According to the indictment, Peklo also embezzled an insurance settlement check for extensive water damage that occurred when a fire sprinkler discharged in the marina's restaurant several months before the bank closed. Acting for the FDIC, Peklo settled the insurance claim for $138,500 while the marina was being prepared for sale by the FDIC.
He allegedly forwarded the settlement check to an attorney in Georgia, described as Peklo's business partner, who deposited the check into his escrow account and wired the money back to a Washington, D.C., bank account held by Telcontrol, a corporation owned by Peklo. The indictment states that Peklo withdrew the money from this account over the next several months.

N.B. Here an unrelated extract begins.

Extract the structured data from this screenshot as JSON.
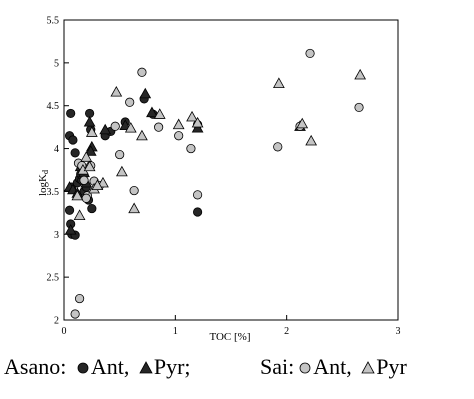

If convicted on all five counts, Peklo faces up to 37 years in prison and more than $1 million in fines.
An indictment is merely an accusation. The defendant is presumed innocent unless proven guilty.
This case was investigated by the FDIC's Office of Inspector General and the U.S. Postal Inspection Service.
Congress created the Federal Deposit Insurance Corporation in 1933 to restore public confidence in the nation's banking system. The FDIC insures deposits at the nation's 11,337 banks and savings associations and it promotes the safety and soundness of these institutions by identifying, monitoring and addressing risks to which they are exposed.